Container Escape: How to Stop It

Containers Don’t Isolate. They Pretend To.

Here’s the uncomfortable truth: if you’ve been thinking of containers as lightweight virtual machines, you’re playing with fire and you just don’t know it yet. That Docker container running on your homelabbed server? It’s not a fortress. It’s more like a cardboard box with a “KEEP OUT” sign on your home lab network. Someone determined enough, or a vulnerability sneaky enough, and that app breaks free to your host kernel like it was never there.

Containers use Linux namespaces and cgroups to create the illusion of isolation. Keyword: illusion. Underneath, every container on your host is sharing the same kernel. That’s not a feature. That’s a liability with excellent marketing.

Let me walk you through the real escape vectors, the ones that keep security-conscious homelabbers up at 2 AM, and then we’ll talk about what actually helps.

The Bad Decisions: Classic Escape Vectors

Privileged Mode: The Nuclear Option

You’ve probably seen this in some guide you found at 11 PM trying to get your volume mounts working:

services:
  bad-idea:
    image: some-app:latest
    privileged: true

Don’t. Just… don’t. --privileged mode is like handing someone the keys to your house because they asked nicely.

When you run a container in privileged mode, it gets nearly all Linux capabilities: CAP_SYS_ADMIN, CAP_NET_ADMIN, CAP_SYS_MODULE, and more. That CAP_SYS_ADMIN alone is a skeleton key. With it, an attacker can:

Mount filesystems directly (including the host’s root)
Load kernel modules
Fiddle with device nodes
Manipulate namespaces directly

A compromised app with CAP_SYS_ADMIN doesn’t need to exploit a kernel CVE. It just… escapes. It walks out the front door with your host’s filesystem hanging off its arm.

When you actually need privileged mode: Almost never. If you think you do, step back. You probably need one specific capability or a better device mounting strategy.

The Docker Socket: Self-Destruct Button

This one’s sneaky because it seems innocent:

services:
  docker-client:
    image: myapp:latest
    volumes:
      - /var/run/docker.sock:/var/run/docker.sock

You mounted the Docker socket so your app can orchestrate other containers, right? Classic move. Totally understandable. Also totally game-over if that container gets compromised.
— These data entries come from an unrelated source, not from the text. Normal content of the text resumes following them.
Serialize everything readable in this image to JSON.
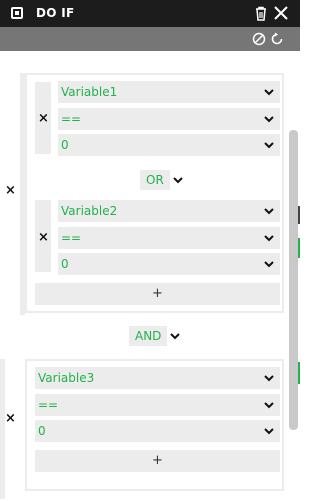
{
  "window": {
    "title": "DO IF"
  },
  "group1": {
    "conditions": [
      {
        "variable": "Variable1",
        "operator": "==",
        "value": "0"
      },
      {
        "variable": "Variable2",
        "operator": "==",
        "value": "0"
      }
    ],
    "joiner": "OR",
    "add_label": "+"
  },
  "outer_joiner": "AND",
  "group2": {
    "conditions": [
      {
        "variable": "Variable3",
        "operator": "==",
        "value": "0"
      }
    ],
    "add_label": "+"
  },
  "remove_label": "×",
  "colors": {
    "accent": "#22b14c",
    "titlebar": "#1c1c1c",
    "toolbar": "#767676",
    "field_bg": "#ececec"
  },
  "icons": [
    "node-icon",
    "trash-icon",
    "close-icon",
    "disable-icon",
    "reset-icon",
    "chevron-down-icon"
  ]
}
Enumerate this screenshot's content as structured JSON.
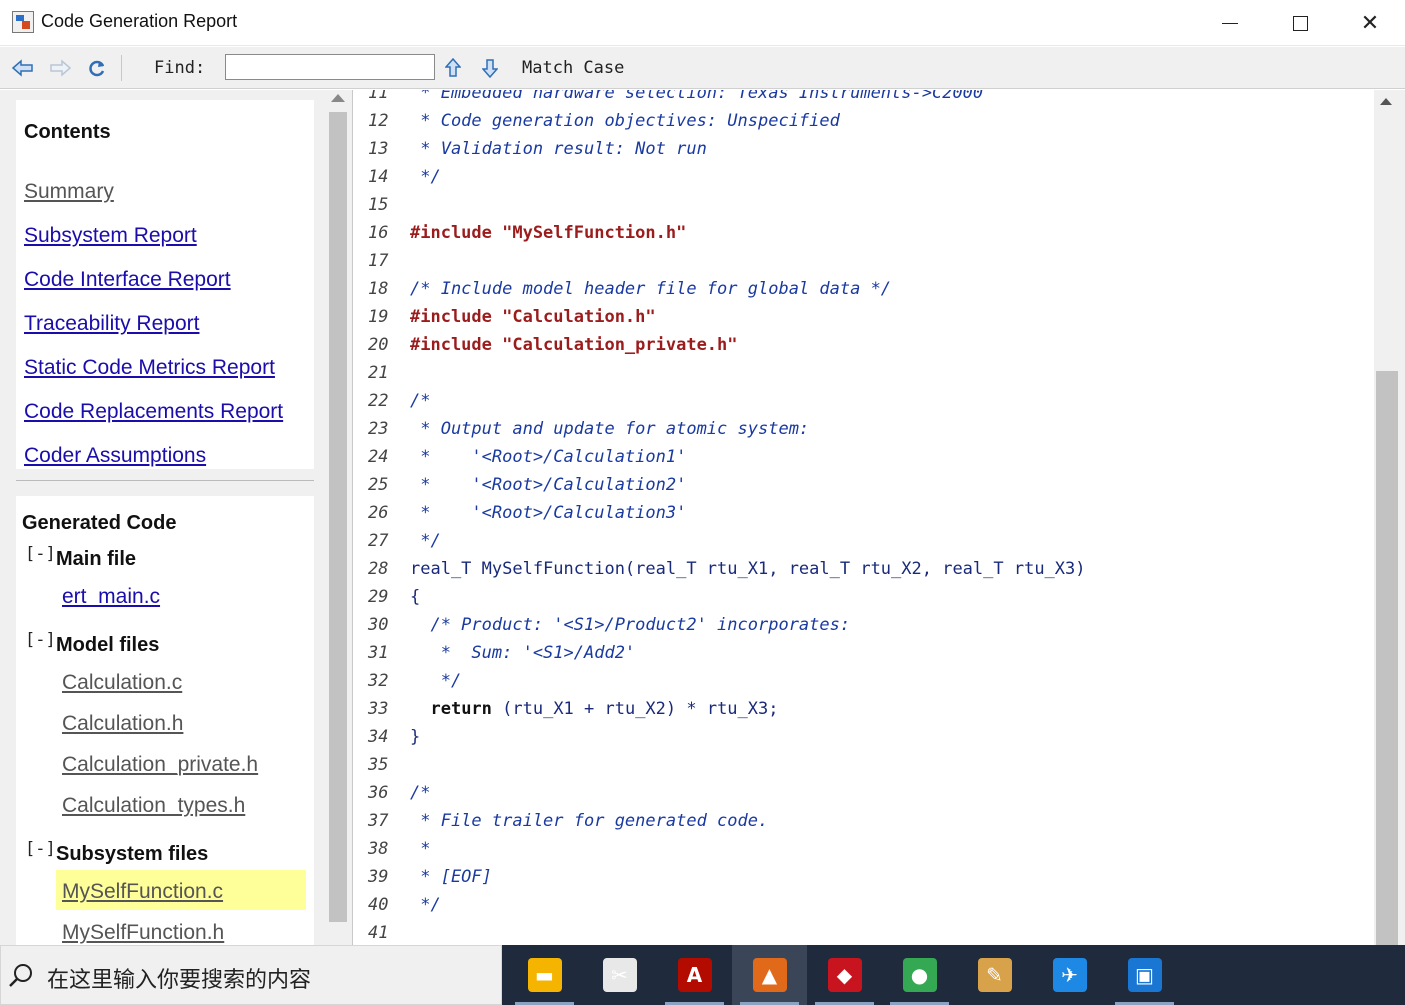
{
  "window": {
    "title": "Code Generation Report"
  },
  "toolbar": {
    "find_label": "Find:",
    "find_value": "",
    "match_case_label": "Match Case"
  },
  "sidebar": {
    "contents_title": "Contents",
    "links": [
      {
        "label": "Summary",
        "visited": true
      },
      {
        "label": "Subsystem Report",
        "visited": false
      },
      {
        "label": "Code Interface Report",
        "visited": false
      },
      {
        "label": "Traceability Report",
        "visited": false
      },
      {
        "label": "Static Code Metrics Report",
        "visited": false
      },
      {
        "label": "Code Replacements Report",
        "visited": false
      },
      {
        "label": "Coder Assumptions",
        "visited": false
      }
    ],
    "generated_code_title": "Generated Code",
    "toggle_symbol": "[-]",
    "sections": {
      "main": {
        "title": "Main file",
        "files": [
          "ert_main.c"
        ]
      },
      "model": {
        "title": "Model files",
        "files": [
          "Calculation.c",
          "Calculation.h",
          "Calculation_private.h",
          "Calculation_types.h"
        ]
      },
      "subsystem": {
        "title": "Subsystem files",
        "files": [
          "MySelfFunction.c",
          "MySelfFunction.h"
        ],
        "selected": "MySelfFunction.c"
      }
    }
  },
  "code": {
    "lines": [
      {
        "n": "11",
        "text": " * Embedded hardware selection: Texas Instruments->C2000",
        "kind": "comment"
      },
      {
        "n": "12",
        "text": " * Code generation objectives: Unspecified",
        "kind": "comment"
      },
      {
        "n": "13",
        "text": " * Validation result: Not run",
        "kind": "comment"
      },
      {
        "n": "14",
        "text": " */",
        "kind": "comment"
      },
      {
        "n": "15",
        "text": "",
        "kind": "plain"
      },
      {
        "n": "16",
        "text": "#include \"MySelfFunction.h\"",
        "kind": "pp"
      },
      {
        "n": "17",
        "text": "",
        "kind": "plain"
      },
      {
        "n": "18",
        "text": "/* Include model header file for global data */",
        "kind": "comment"
      },
      {
        "n": "19",
        "text": "#include \"Calculation.h\"",
        "kind": "pp"
      },
      {
        "n": "20",
        "text": "#include \"Calculation_private.h\"",
        "kind": "pp"
      },
      {
        "n": "21",
        "text": "",
        "kind": "plain"
      },
      {
        "n": "22",
        "text": "/*",
        "kind": "comment"
      },
      {
        "n": "23",
        "text": " * Output and update for atomic system:",
        "kind": "comment"
      },
      {
        "n": "24",
        "text": " *    '<Root>/Calculation1'",
        "kind": "comment"
      },
      {
        "n": "25",
        "text": " *    '<Root>/Calculation2'",
        "kind": "comment"
      },
      {
        "n": "26",
        "text": " *    '<Root>/Calculation3'",
        "kind": "comment"
      },
      {
        "n": "27",
        "text": " */",
        "kind": "comment"
      },
      {
        "n": "28",
        "text": "real_T MySelfFunction(real_T rtu_X1, real_T rtu_X2, real_T rtu_X3)",
        "kind": "plain"
      },
      {
        "n": "29",
        "text": "{",
        "kind": "plain"
      },
      {
        "n": "30",
        "text": "  /* Product: '<S1>/Product2' incorporates:",
        "kind": "comment"
      },
      {
        "n": "31",
        "text": "   *  Sum: '<S1>/Add2'",
        "kind": "comment"
      },
      {
        "n": "32",
        "text": "   */",
        "kind": "comment"
      },
      {
        "n": "33",
        "text": "  return (rtu_X1 + rtu_X2) * rtu_X3;",
        "kind": "return"
      },
      {
        "n": "34",
        "text": "}",
        "kind": "plain"
      },
      {
        "n": "35",
        "text": "",
        "kind": "plain"
      },
      {
        "n": "36",
        "text": "/*",
        "kind": "comment"
      },
      {
        "n": "37",
        "text": " * File trailer for generated code.",
        "kind": "comment"
      },
      {
        "n": "38",
        "text": " *",
        "kind": "comment"
      },
      {
        "n": "39",
        "text": " * [EOF]",
        "kind": "comment"
      },
      {
        "n": "40",
        "text": " */",
        "kind": "comment"
      },
      {
        "n": "41",
        "text": "",
        "kind": "plain"
      }
    ]
  },
  "taskbar": {
    "search_placeholder": "在这里输入你要搜索的内容",
    "apps": [
      {
        "icon": "file-explorer-icon",
        "color": "#f4b400",
        "active": false,
        "underline": true
      },
      {
        "icon": "snipping-tool-icon",
        "color": "#e8e8e8",
        "active": false,
        "underline": false
      },
      {
        "icon": "acrobat-reader-icon",
        "color": "#b30b00",
        "active": false,
        "underline": true
      },
      {
        "icon": "matlab-icon",
        "color": "#e16a1a",
        "active": true,
        "underline": true
      },
      {
        "icon": "cad-3d-icon",
        "color": "#c8141e",
        "active": false,
        "underline": true
      },
      {
        "icon": "chrome-icon",
        "color": "#34a853",
        "active": false,
        "underline": true
      },
      {
        "icon": "paint-icon",
        "color": "#d8a24a",
        "active": false,
        "underline": false
      },
      {
        "icon": "feishu-icon",
        "color": "#1e88e5",
        "active": false,
        "underline": false
      },
      {
        "icon": "photos-icon",
        "color": "#1976d2",
        "active": false,
        "underline": true
      }
    ]
  }
}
The Docker daemon runs as root (or in a dedicated unprivileged group, if you’re fancy). When you mount /var/run/docker.sock into a container, you’re giving that container a direct line to the daemon. A compromised app can:

Spawn a new container with --privileged
Mount the host filesystem into a new container
Execute commands as root via container exec
Access secrets in environment variables from other containers
Basically do anything the daemon can do, which is everything

There’s no “escape” here because the app doesn’t need to break out, it just instructs the daemon to create a jailbreak tool and hand it back.

Mounted Host Filesystems and Device Files

Some people get creative:

services:
  sketchy-app:
    image: sketchy:latest
    volumes:
      - /proc:/host_proc
      - /dev:/host_dev
      - /sys:/host_sys

Why? Usually because they needed access to one thing and just mounted the entire /proc filesystem to be safe. Classic DevOps move: “Yeah, I’ll just give it everything and lock it down later.” (Narrator: they never locked it down.)

Now your container has read/write access to:

/proc: Kernel memory, process info, security parameters
/dev: Raw device access, potentially to the host’s storage
/sys: Kernel parameters and hardware info

With these, an attacker can manipulate kernel memory, access host block devices, or abuse the mem device to read/write arbitrary kernel memory. memtester anyone? It’s not a fun time.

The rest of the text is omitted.